I’ve been reading a bit about what metaclasses are, but I would like to know if they can be achieved in C++.
I know that Qt library is using MetaObjects, but it uses an extension of C++ to achieve it. I want to know if it is possible directly in C++.
Thanks.
It’s possible to create meta-classes, however C++ is not about that, it’s about statically compile-time based implementations, not runtime flexibility.
Anyways it depends if you want Meta-Classes with methods or just Meta-Classes with data, the Data classes can be implemented with Boost constructs like boost::any, and if you want Classes with methods, you can use boost::bind to bind methods to the object, or you can implement them on your own with a single-entry point interface like COM-objects.
However the ‘real’ C++ way is to use generics so it can all be determined at compile-time, for best performance.
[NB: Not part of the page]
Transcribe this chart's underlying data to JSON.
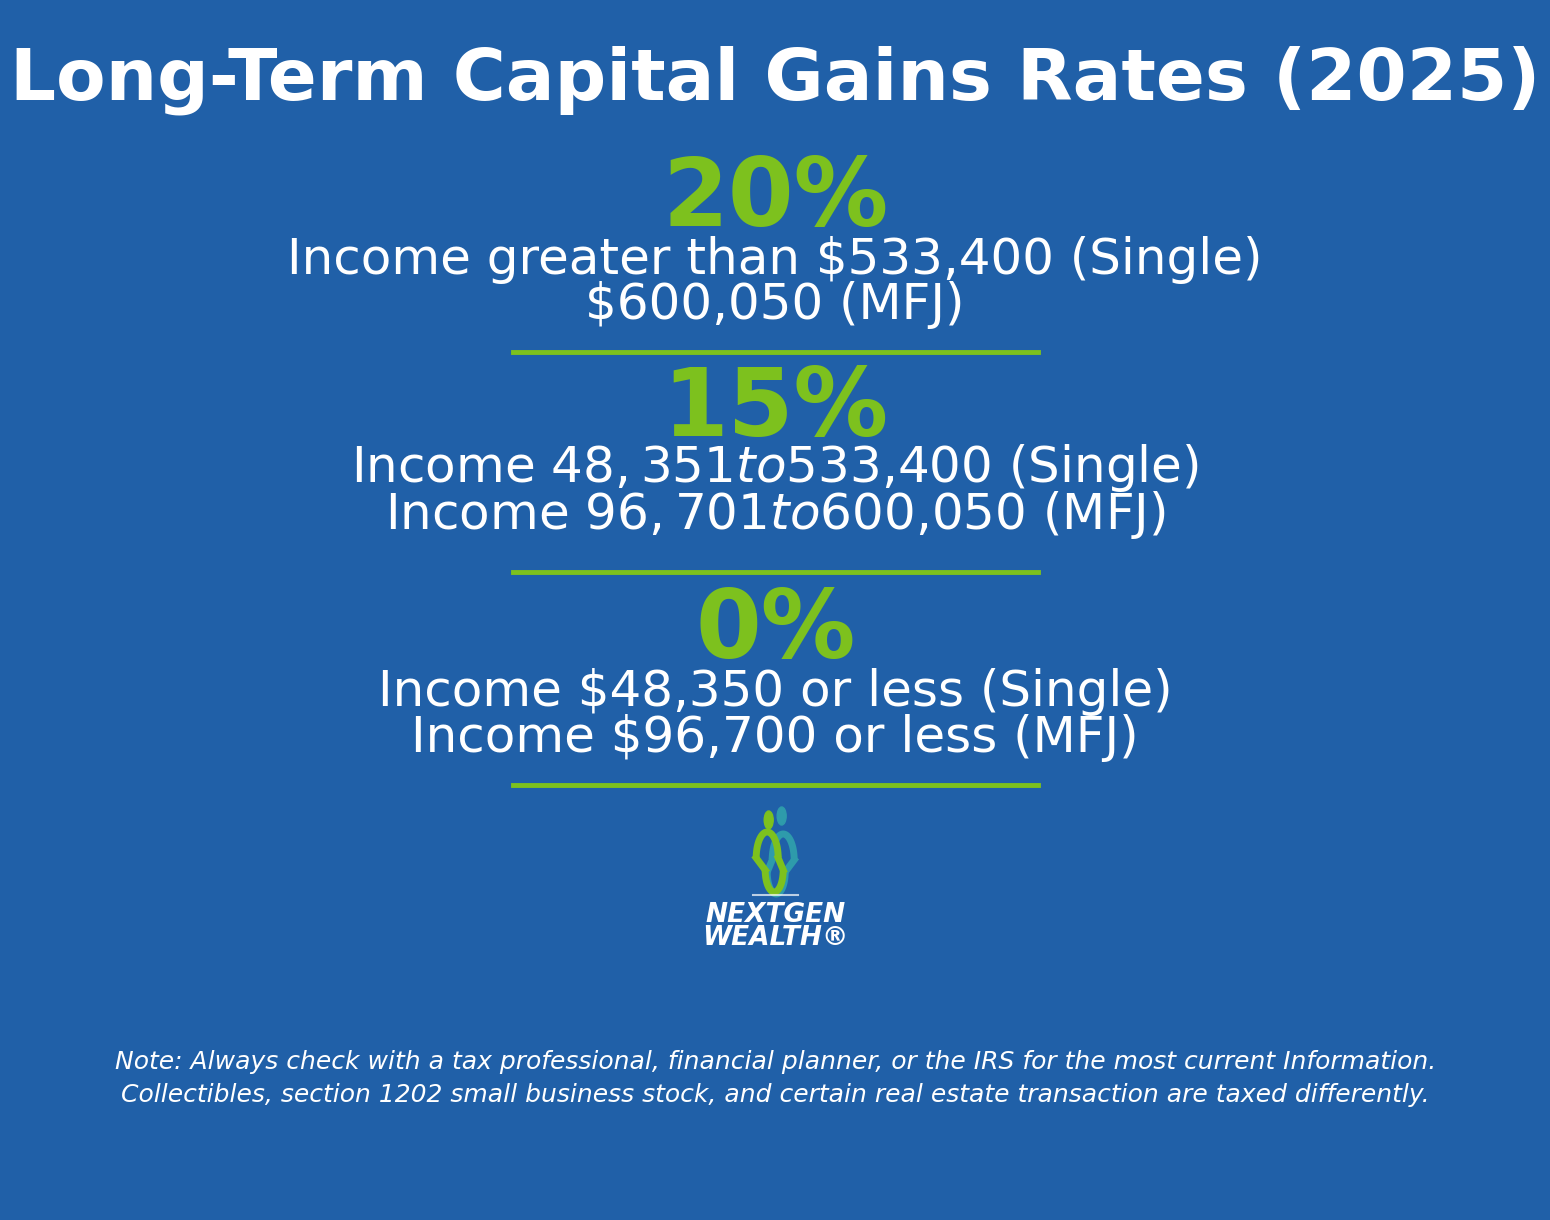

To be honest, I’ve seen very few systems, although I have seen some, that truly need runtime flexibility, in most cases objects are born and die the same class, or at least enough to spend 95% of their lifetime as a single class once they come out of their factory.
So in many situations one finds themselves paying too much for runtime meta-classes. Of course there is the school of thought that this provides better developer performance, but in many situations, each line of code will be run on hardware a few hundred million times more than the time it took to write it. So you can think about compile-time and runtime classes as paying up front or leasing for-ever. Personally I like to pay up front.